Figure 7.. Using brainlife.io to identify and characterize clinical populations from healthy controls.

a. Fractional anisotropy (FA) values were estimated within the superior temporal sulcus (da: dorsal anterior) from 20 healthy athlete controls (gray distribution) and 10 concussed athletes. Average FA, 10% low FA, and the lowest FA value across all concussed athletes were measured (red arrows and dot). b. Retinal OCT images from healthy controls (top row), Stargardt’s disease patients (middle row), and Choroideremia patients (bottom row).
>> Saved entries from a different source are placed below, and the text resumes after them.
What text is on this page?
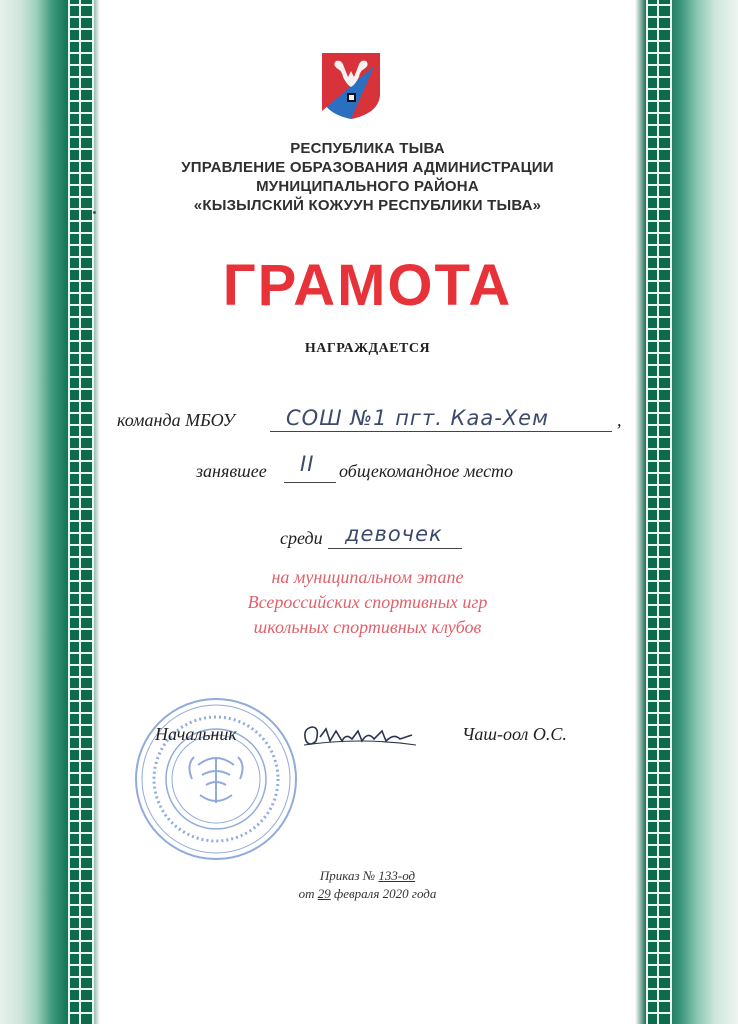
РЕСПУБЛИКА ТЫВА
УПРАВЛЕНИЕ ОБРАЗОВАНИЯ АДМИНИСТРАЦИИ
МУНИЦИПАЛЬНОГО РАЙОНА
«КЫЗЫЛСКИЙ КОЖУУН РЕСПУБЛИКИ ТЫВА»
ГРАМОТА
НАГРАЖДАЕТСЯ
команда МБОУ СОШ №1 пгт. Каа-Хем	,
занявшее II общекомандное место
среди девочек
на муниципальном этапе
Всероссийских спортивных игр
школьных спортивных клубов
Начальник	Чаш-оол О.С.
Приказ № 133-од
от 29 февраля 2020 года
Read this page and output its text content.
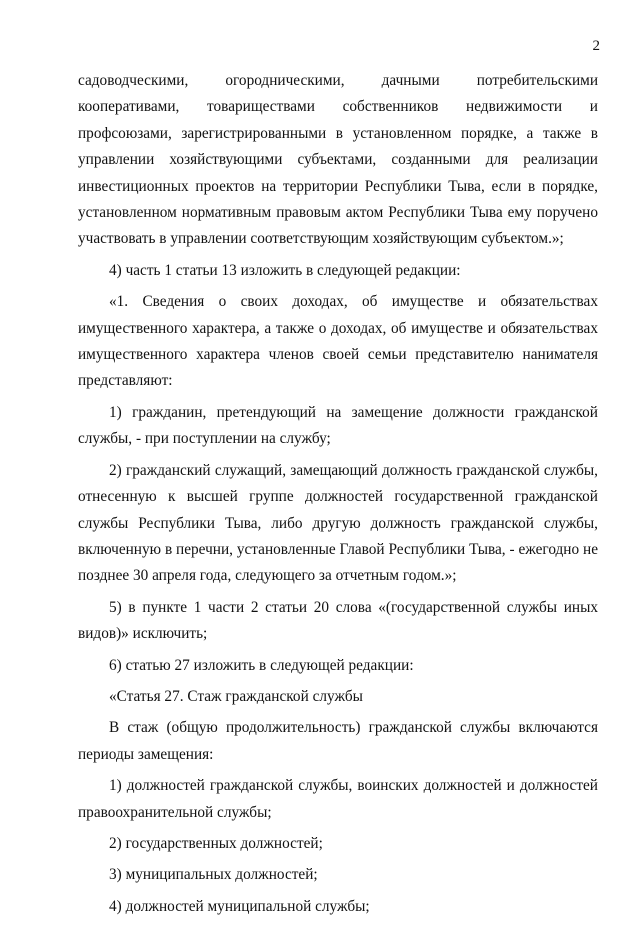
2

садоводческими, огородническими, дачными потребительскими кооперативами, товариществами собственников недвижимости и профсоюзами, зарегистрированными в установленном порядке, а также в управлении хозяйствующими субъектами, созданными для реализации инвестиционных проектов на территории Республики Тыва, если в порядке, установленном нормативным правовым актом Республики Тыва ему поручено участвовать в управлении соответствующим хозяйствующим субъектом.»;

4) часть 1 статьи 13 изложить в следующей редакции:

«1. Сведения о своих доходах, об имуществе и обязательствах имущественного характера, а также о доходах, об имуществе и обязательствах имущественного характера членов своей семьи представителю нанимателя представляют:

1) гражданин, претендующий на замещение должности гражданской службы, - при поступлении на службу;

2) гражданский служащий, замещающий должность гражданской службы, отнесенную к высшей группе должностей государственной гражданской службы Республики Тыва, либо другую должность гражданской службы, включенную в перечни, установленные Главой Республики Тыва, - ежегодно не позднее 30 апреля года, следующего за отчетным годом.»;

5) в пункте 1 части 2 статьи 20 слова «(государственной службы иных видов)» исключить;

6) статью 27 изложить в следующей редакции:

«Статья 27. Стаж гражданской службы

В стаж (общую продолжительность) гражданской службы включаются периоды замещения:

1) должностей гражданской службы, воинских должностей и должностей правоохранительной службы;

2) государственных должностей;

3) муниципальных должностей;

4) должностей муниципальной службы;
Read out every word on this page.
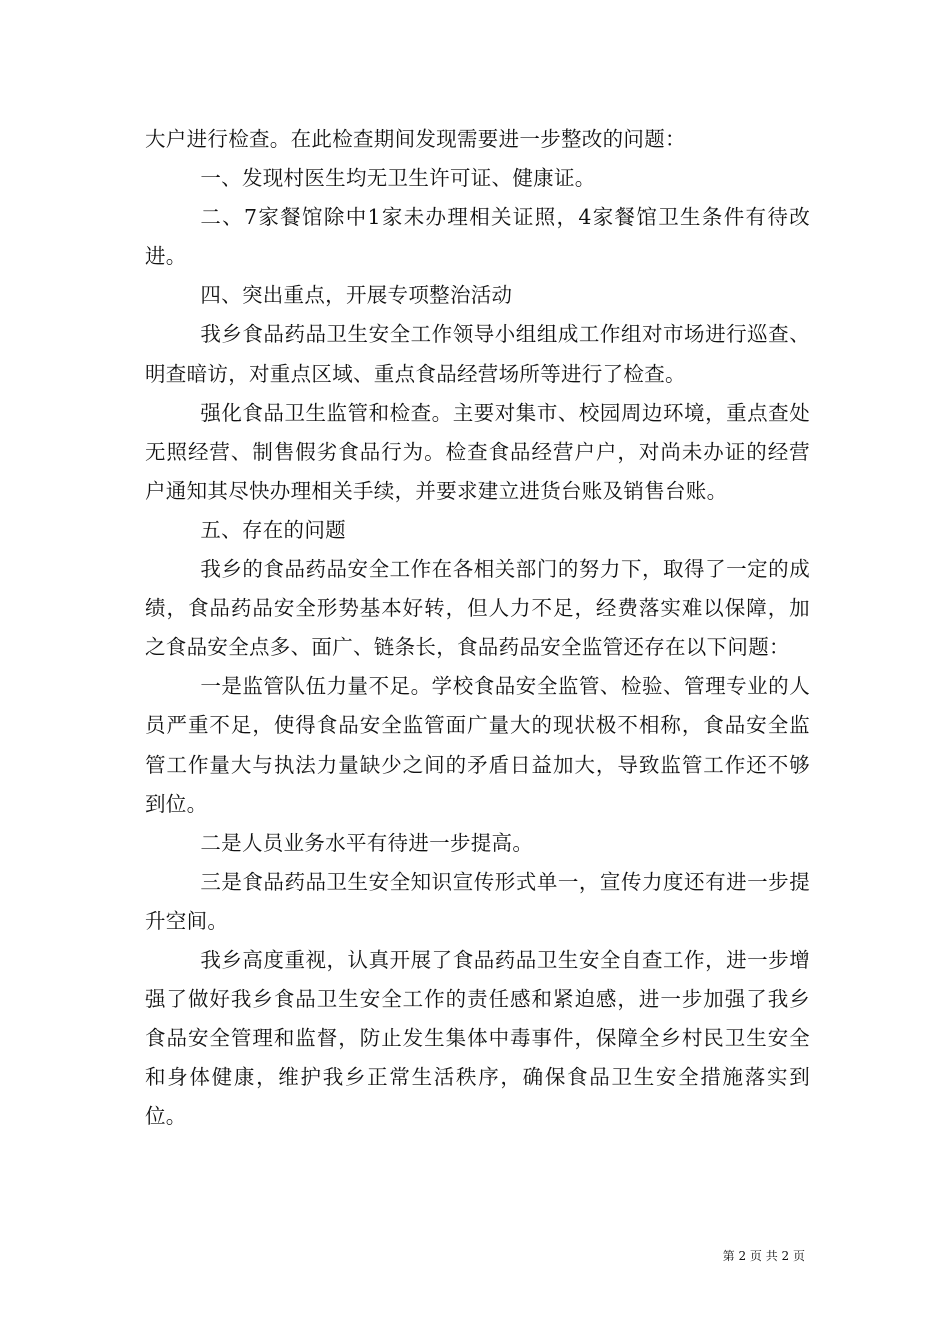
大户进行检查。在此检查期间发现需要进一步整改的问题：

一、发现村医生均无卫生许可证、健康证。

二、7家餐馆除中1家未办理相关证照，4家餐馆卫生条件有待改进。

四、突出重点，开展专项整治活动

我乡食品药品卫生安全工作领导小组组成工作组对市场进行巡查、明查暗访，对重点区域、重点食品经营场所等进行了检查。

强化食品卫生监管和检查。主要对集市、校园周边环境，重点查处无照经营、制售假劣食品行为。检查食品经营户户，对尚未办证的经营户通知其尽快办理相关手续，并要求建立进货台账及销售台账。

五、存在的问题

我乡的食品药品安全工作在各相关部门的努力下，取得了一定的成绩，食品药品安全形势基本好转，但人力不足，经费落实难以保障，加之食品安全点多、面广、链条长，食品药品安全监管还存在以下问题：

一是监管队伍力量不足。学校食品安全监管、检验、管理专业的人员严重不足，使得食品安全监管面广量大的现状极不相称，食品安全监管工作量大与执法力量缺少之间的矛盾日益加大，导致监管工作还不够到位。

二是人员业务水平有待进一步提高。

三是食品药品卫生安全知识宣传形式单一，宣传力度还有进一步提升空间。

我乡高度重视，认真开展了食品药品卫生安全自查工作，进一步增强了做好我乡食品卫生安全工作的责任感和紧迫感，进一步加强了我乡食品安全管理和监督，防止发生集体中毒事件，保障全乡村民卫生安全和身体健康，维护我乡正常生活秩序，确保食品卫生安全措施落实到位。

第 2 页 共 2 页
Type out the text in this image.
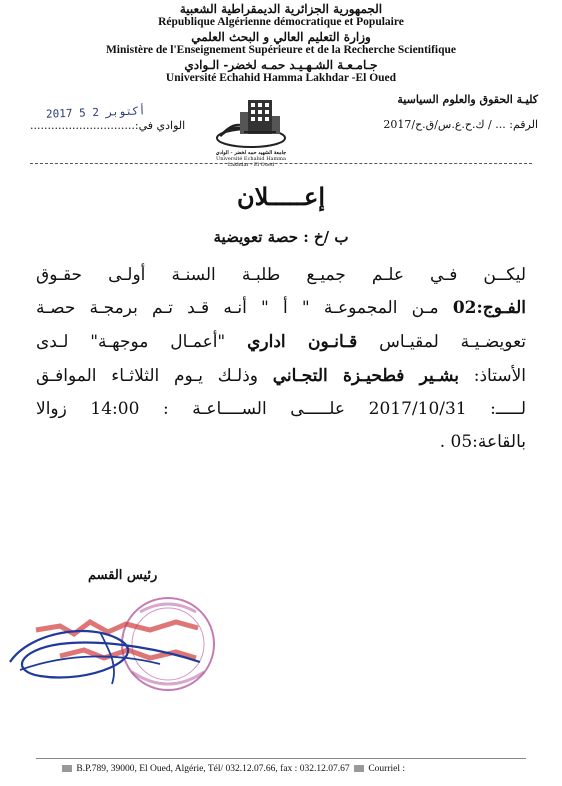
الجمهورية الجزائرية الديمقراطية الشعبية
République Algérienne démocratique et Populaire
وزارة التعليم العالي و البحث العلمي
Ministère de l'Enseignement Supérieure et de la Recherche Scientifique
جـامـعـة الشـهـيـد حمـه لخضر- الـوادي
Université Echahid Hamma Lakhdar -El Oued
كليـة الحقوق والعلوم السياسية
الرقم: ... / ك.ح.ع.س/ق.ح/2017
2017 أكتوبر 2 5
الوادي في:..............................
جامعة الشهيد حمه لخضر - الوادي
Université Echahid Hamma Lakhdar - El Oued
إعـــــلان
ب /خ : حصة تعويضية
ليكــن فـي علـم جميـع طلبـة السنـة أولـى حقـوق
الفـوج:02 مـن المجموعـة " أ " أنـه قـد تـم برمجـة حصـة
تعويضـيـة لمقيـاس قـانـون اداري "أعمـال موجهـة" لـدى
الأستاذ: بشـير فطحيـزة التجـاني وذلـك يـوم الثلاثـاء الموافـق
لـــــ: 2017/10/31 علـــــى الســــاعـة : 14:00 زوالا
بالقاعة:05 .
رئيس القسم
B.P.789, 39000, El Oued, Algérie, Tél/ 032.12.07.66, fax : 032.12.07.67 Courriel :
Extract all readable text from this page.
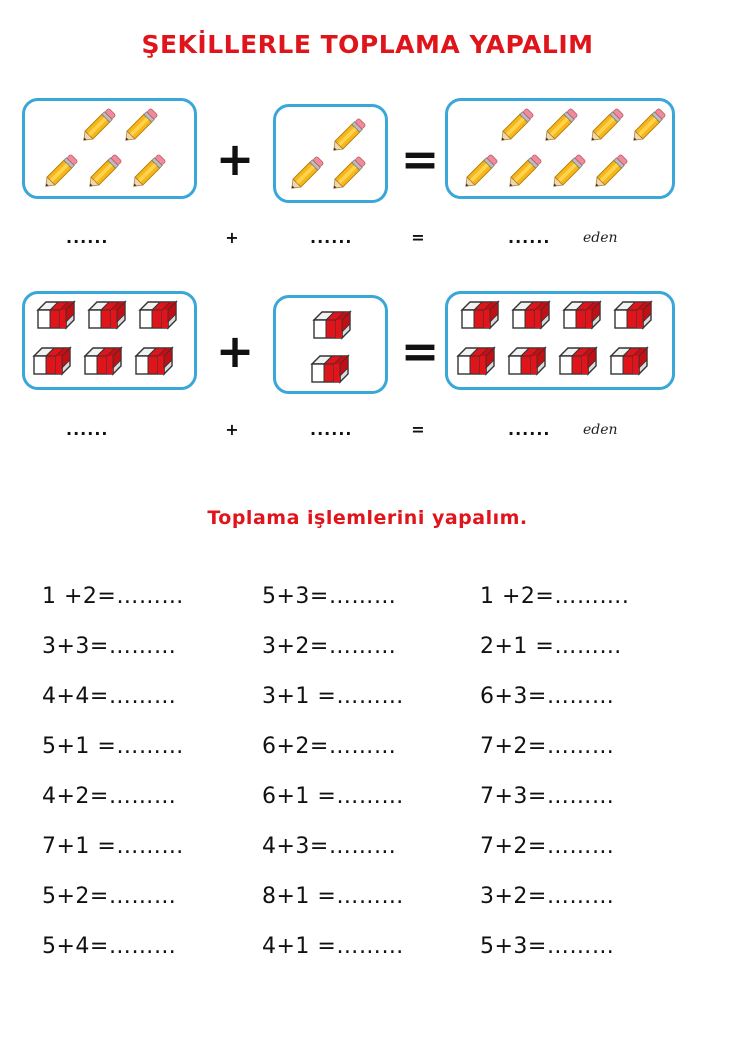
ŞEKİLLERLE TOPLAMA YAPALIM
+	=
......	+	......	=	...... eden
+	=
......	+	......	=	...... eden
Toplama işlemlerini yapalım.
1 +2=………
3+3=………
4+4=………
5+1 =………
4+2=………
7+1 =………
5+2=………
5+4=………
5+3=………
3+2=………
3+1 =………
6+2=………
6+1 =………
4+3=………
8+1 =………
4+1 =………
1 +2=……….
2+1 =………
6+3=………
7+2=………
7+3=………
7+2=………
3+2=………
5+3=………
From these images, photoreceptor complex thickness was measured for each group (Controls: gray; Choroideremia: green; Stargardt’s: blue) in two distinct areas of the retina: the fovea (eccentricities 0–1 degrees) and the periphery (eccentricities 7–8 degrees). In addition, optic radiations carrying information for each area of the retina were segmented and FA profiles were mapped. Average profiles with standard error (shaded regions) were computed. One Stargardt and one Choroideremia participant were each identified as having FA profiles that deviated from both healthy controls and the opposing retinal disorder.

Figure 8.. Reference datasets for quality assurance.

Example workflow for building normative reference ranges for multiple derived statistical products (cortical parcel volume, white matter tract profilometry, within-network functional connectivity, and power-spectrum density (PSD)). a. Cortical volumes of the left hippocampus from HCP participants. Red dots indicate outlier data points. b. Average fractional anisotropy (FA) profiles (blue line) plotted with two standard deviations (shaded regions). Red lines indicate outlier profiles. c. Within-network functional connectivity for the nodes within the Default-A network using the Yeo17 atlas. Red dots indicate outlier data points. d. Average PSD from occipital channels using magnetometer sensors from Cam-CAN participants with one standard deviation (shaded regions). Red lines indicate outlier participants. Peak alpha frequency distribution was also computed, and outliers were detected (inset). e. Normative reference distributions for each derived statistical product across the PING (purple), HCP (blue), and Cam-CAN (orange) datasets. These distributions have had outliers removed. An example of the brainlife visualization for reference datasets can be found in Fig. S8.